I recently read an article called, “Just How Sick of Leadership Posts Are We?” It’s unabashed in its disdain for leadership posts that are trite at best, deliberately deceitful at worst. (That’s a paraphrase and an understatement.)
I have a similar bugaboo about articles that tell us how to do anything we should already know how to do as a matter of common sense, if not education and professionalism. I recall two, in particular. The first is “Nailing a Presentation in the First 60 Seconds“. It contained these nuggets:
- Plan your opening in advance.
- If at all possible, prepare the room in advance to your liking.
- Expect the unexpected.
- Be immediately interesting.
- If you are terrified, use that terror to your advantage.

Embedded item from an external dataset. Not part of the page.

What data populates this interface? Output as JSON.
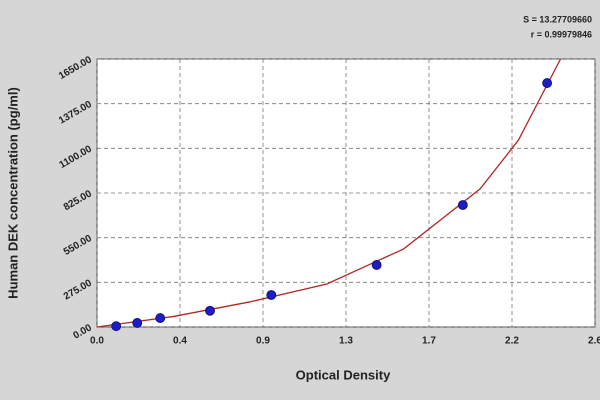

Who would show up clueless about an opening? Who wouldn’t case the room? Who would expect anything, other than the unexpected? Does anyone intend to be boring? And if the fear of public speaking is more prevalent than the fear of death, wouldn’t you get a grip of your knickers before walking out into the figurative spotlight?
The second article is “The 4 Sales Questions You Absolutely Must Ask“:
- How would your company go about buying this?
- Whose numbers determine the budget?
- Who else are you talking to?
- What happens if you don’t buy?
There are three young sisters in my neighborhood, all Girl Scouts, who come giggling up my driveway every year selling cookies. They’re the only three sales professionals I know who might not ask those four questions. And given the alacrity with which they compel me to part with my money, I know they’re pros.
But do the questions need to be pointed out? Is there a sales program, a corporate orientation, or a business school in the country that would let a person matriculate, let alone commence, without knowing enough to ask those questions — without having the personal volition and the intellectual curiosity to be hungry for their answers? If so, why would people to whom those questions wouldn’t occur choose careers in sales?
It’s as if dumbing-down is now an industry in which new experts tell us things we used to know. What happened? Did the collective IQ nosedive at the turn of the century? When did we develop an appetite for reductive how-to lists? Is there an epidemic of amnesia? Why are we so content with condescension? Do we really need the obvious pointed out to us?
I’m all set with lists. I have things to do. And I don’t need a list to tell me how to do them.
— Image by Nemo, courtesy of pixabay.com.